The drop for the ETF comes as the 10-year yield TMUBMUSD02Y rose to as high as 1.8% on Friday, adding to a roughly 24-basis point gain in the prior four trading sessions. Meanwhile, the 30-year yield TMUBMUSD30Y, which was up this week by 21 basis points as of Thursday, rose to just above 2.1% as trading in the Dow Jones Industrial Average

and the S&P 500

indexes were mixed on Friday.

Bond yields rise as prices fall and vice versa.

The recent rise in rates, which have weighed on ETFs like AGG, referring to the iShares ticker symbol, follows minutes from the Federal Reserve’s December gathering that signaled the central bank’s intention to take a more hawkish tack in monetary policy as it battles COVID-fueled inflation pressures.

Fixed-income investors are penciling in prospects for an interest-rate increase by the Fed starting in March, when the central bank is on track to have fully wound down its monthly asset purchases. Fed officials in minutes also said that it might be necessary “to increase the federal-funds rate sooner or at a faster pace than participants had earlier anticipated.”

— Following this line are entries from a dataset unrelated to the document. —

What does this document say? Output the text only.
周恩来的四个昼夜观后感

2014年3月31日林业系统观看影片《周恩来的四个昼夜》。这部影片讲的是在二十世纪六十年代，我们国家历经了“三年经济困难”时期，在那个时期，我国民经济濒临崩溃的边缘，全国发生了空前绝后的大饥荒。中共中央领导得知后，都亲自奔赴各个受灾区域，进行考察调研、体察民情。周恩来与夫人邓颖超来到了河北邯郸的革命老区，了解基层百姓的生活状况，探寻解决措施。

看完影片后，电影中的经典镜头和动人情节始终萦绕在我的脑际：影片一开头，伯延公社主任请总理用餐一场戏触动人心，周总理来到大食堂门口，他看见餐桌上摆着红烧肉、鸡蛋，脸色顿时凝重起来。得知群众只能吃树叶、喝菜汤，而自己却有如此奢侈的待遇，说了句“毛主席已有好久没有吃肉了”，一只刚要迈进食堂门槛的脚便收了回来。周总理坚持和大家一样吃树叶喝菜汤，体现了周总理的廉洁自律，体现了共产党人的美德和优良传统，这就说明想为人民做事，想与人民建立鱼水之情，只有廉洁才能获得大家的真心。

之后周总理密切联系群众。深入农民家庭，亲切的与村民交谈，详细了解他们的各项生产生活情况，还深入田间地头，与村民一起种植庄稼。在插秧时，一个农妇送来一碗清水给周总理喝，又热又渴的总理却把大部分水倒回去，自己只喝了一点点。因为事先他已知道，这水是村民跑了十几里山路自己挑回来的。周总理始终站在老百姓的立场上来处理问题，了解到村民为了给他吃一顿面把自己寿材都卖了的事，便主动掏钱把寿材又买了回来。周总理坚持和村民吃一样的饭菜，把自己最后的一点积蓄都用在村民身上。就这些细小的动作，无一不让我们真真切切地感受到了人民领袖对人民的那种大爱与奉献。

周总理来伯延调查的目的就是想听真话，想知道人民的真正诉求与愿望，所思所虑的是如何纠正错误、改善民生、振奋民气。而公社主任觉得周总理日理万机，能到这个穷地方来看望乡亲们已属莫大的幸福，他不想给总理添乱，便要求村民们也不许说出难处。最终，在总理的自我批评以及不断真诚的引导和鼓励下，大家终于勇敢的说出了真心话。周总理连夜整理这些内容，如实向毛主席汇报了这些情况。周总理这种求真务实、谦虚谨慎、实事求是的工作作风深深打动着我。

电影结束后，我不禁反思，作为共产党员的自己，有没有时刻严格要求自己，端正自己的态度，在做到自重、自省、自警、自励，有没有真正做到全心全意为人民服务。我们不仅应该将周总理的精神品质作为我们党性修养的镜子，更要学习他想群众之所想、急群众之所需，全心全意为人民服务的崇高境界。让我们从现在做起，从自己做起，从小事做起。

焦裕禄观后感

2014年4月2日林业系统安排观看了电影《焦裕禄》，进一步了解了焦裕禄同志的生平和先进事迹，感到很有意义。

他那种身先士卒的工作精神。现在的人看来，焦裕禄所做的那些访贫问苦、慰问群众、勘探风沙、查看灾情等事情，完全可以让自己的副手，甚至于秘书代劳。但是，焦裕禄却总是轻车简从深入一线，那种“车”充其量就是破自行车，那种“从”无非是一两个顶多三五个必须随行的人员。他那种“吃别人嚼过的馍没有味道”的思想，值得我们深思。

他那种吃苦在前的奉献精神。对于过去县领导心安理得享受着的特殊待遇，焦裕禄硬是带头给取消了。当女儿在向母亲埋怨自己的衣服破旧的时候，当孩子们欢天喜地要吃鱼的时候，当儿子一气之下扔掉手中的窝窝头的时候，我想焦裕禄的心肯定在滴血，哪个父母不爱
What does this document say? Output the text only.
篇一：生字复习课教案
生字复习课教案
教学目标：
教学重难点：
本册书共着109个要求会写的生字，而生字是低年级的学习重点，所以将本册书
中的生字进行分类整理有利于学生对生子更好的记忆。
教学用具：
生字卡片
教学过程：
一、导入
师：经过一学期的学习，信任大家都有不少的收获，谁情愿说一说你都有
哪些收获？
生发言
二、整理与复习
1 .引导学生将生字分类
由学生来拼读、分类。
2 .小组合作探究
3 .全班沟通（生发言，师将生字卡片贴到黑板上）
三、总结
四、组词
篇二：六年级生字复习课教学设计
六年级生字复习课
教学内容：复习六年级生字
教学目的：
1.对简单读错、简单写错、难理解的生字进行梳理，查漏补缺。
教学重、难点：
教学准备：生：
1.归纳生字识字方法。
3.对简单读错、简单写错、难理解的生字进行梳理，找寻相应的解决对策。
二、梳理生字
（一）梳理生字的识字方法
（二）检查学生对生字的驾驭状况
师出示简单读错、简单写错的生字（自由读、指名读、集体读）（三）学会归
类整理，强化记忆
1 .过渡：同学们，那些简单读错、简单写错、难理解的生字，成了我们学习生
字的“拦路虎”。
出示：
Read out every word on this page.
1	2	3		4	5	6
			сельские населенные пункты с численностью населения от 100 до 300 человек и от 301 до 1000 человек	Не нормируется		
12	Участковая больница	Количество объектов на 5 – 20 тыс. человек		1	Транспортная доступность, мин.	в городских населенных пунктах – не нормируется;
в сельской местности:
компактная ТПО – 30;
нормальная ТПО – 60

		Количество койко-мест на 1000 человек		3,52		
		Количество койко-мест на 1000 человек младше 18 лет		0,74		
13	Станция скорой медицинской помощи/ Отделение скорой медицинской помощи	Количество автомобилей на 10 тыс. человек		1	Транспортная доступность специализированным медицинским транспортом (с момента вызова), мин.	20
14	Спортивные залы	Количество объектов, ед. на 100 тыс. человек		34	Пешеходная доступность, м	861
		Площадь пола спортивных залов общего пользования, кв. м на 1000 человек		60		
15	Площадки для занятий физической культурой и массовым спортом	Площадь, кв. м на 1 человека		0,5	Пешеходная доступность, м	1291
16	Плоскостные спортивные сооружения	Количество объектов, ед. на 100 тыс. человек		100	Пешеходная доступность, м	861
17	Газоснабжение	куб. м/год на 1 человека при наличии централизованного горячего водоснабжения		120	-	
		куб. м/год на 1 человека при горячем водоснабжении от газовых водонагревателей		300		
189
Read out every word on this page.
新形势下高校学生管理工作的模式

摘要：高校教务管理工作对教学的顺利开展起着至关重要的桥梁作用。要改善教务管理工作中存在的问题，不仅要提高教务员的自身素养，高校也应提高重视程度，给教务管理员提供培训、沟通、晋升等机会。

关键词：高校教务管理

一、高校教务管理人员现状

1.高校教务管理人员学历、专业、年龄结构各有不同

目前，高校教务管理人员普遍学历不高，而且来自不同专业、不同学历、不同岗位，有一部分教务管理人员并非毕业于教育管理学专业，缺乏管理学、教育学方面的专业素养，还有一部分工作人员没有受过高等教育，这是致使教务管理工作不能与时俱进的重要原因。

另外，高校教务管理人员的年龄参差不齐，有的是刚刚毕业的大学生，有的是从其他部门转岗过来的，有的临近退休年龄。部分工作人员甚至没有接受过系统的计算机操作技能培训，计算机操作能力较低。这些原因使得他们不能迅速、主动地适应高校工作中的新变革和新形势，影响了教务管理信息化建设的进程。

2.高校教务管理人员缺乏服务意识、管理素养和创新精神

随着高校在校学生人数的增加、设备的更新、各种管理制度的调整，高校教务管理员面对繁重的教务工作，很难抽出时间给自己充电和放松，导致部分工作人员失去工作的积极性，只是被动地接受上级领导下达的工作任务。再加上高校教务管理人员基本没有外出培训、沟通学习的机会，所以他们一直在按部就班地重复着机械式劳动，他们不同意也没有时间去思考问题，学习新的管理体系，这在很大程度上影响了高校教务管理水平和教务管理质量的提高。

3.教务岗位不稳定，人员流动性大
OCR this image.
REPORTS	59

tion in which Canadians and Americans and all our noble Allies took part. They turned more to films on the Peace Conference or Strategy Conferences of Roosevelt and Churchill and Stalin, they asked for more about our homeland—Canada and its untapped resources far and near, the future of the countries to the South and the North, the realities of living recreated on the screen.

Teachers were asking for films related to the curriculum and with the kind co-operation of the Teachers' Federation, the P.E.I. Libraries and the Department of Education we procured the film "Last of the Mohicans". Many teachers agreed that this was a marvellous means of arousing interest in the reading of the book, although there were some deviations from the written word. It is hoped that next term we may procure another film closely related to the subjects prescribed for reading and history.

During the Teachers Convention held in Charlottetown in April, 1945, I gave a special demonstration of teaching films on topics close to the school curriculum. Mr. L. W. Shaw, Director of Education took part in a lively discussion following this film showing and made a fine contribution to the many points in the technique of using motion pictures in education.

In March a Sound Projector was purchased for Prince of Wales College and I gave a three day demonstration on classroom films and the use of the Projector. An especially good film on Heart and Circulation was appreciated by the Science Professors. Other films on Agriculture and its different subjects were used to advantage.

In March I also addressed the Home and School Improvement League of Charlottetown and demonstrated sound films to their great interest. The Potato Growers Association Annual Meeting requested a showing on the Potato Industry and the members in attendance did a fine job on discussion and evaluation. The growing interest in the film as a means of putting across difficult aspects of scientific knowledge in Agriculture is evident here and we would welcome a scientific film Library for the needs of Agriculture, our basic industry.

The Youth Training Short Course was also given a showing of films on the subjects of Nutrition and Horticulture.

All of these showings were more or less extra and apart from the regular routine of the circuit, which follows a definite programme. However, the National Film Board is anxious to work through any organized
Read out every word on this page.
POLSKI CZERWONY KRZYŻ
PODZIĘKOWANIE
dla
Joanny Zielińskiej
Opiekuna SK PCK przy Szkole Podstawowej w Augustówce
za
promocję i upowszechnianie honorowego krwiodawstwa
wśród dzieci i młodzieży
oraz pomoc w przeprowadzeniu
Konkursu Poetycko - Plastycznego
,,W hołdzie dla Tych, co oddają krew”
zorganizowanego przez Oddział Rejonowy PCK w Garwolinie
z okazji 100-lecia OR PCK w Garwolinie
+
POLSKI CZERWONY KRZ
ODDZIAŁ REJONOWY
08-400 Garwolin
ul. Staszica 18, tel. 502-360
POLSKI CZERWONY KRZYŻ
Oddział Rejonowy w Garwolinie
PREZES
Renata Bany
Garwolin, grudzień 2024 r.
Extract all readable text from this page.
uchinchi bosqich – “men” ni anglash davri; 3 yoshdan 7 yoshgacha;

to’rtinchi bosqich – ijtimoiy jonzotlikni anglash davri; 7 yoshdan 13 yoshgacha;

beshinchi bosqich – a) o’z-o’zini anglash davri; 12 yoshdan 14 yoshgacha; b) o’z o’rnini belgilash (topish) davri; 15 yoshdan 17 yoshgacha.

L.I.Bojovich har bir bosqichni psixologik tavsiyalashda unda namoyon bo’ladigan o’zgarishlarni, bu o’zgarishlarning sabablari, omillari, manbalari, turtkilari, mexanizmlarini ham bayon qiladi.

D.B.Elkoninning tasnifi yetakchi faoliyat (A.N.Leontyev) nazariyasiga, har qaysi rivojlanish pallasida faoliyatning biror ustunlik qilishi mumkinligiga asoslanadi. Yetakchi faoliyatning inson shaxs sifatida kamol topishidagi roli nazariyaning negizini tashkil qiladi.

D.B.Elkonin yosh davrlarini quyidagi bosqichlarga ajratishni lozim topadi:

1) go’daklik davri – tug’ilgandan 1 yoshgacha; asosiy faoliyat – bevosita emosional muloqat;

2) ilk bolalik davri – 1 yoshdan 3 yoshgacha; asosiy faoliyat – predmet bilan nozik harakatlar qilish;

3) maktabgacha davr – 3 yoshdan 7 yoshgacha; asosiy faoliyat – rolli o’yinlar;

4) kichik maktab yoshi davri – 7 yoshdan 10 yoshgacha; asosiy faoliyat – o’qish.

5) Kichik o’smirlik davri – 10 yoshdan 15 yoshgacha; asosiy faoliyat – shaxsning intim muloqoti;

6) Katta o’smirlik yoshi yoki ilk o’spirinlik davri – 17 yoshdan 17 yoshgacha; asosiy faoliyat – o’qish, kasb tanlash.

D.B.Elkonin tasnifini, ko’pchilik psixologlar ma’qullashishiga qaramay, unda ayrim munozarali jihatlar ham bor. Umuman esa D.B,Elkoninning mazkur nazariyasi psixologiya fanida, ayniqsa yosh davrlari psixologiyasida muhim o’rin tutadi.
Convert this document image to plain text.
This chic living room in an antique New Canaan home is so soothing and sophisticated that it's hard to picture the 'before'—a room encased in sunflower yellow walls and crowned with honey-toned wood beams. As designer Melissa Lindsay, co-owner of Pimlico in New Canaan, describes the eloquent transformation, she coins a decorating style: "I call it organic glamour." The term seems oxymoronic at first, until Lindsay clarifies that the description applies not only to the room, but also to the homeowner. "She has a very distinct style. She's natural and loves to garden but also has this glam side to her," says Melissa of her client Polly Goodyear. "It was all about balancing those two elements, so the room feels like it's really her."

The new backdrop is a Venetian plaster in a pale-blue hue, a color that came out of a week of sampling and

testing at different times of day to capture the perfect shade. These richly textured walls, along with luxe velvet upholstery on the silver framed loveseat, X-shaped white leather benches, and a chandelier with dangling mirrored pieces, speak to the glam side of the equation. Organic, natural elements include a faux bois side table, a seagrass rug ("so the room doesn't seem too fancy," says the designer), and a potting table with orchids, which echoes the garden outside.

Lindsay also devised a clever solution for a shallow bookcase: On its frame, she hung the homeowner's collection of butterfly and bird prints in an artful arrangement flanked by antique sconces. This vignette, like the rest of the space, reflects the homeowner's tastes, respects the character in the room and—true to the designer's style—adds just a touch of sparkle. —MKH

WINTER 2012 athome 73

On top of that, San Francisco Fed President Mary Daly on Friday said she could imagine starting to shrink the balance sheet after “one or two hikes.” Her comments came a day after St. Louis Fed President James Bullard, a 2022 voter on the rate-setting Federal Open Market Committee, said the first rate increase could come as soon as March.

Beyond AGG, the popular iShares 20+ Year Treasury Bond ETF

also was down sharply for the week, falling 3.9%. The weekly decline for TLT was set to be its sharpest fall since Jan. 8, 2021.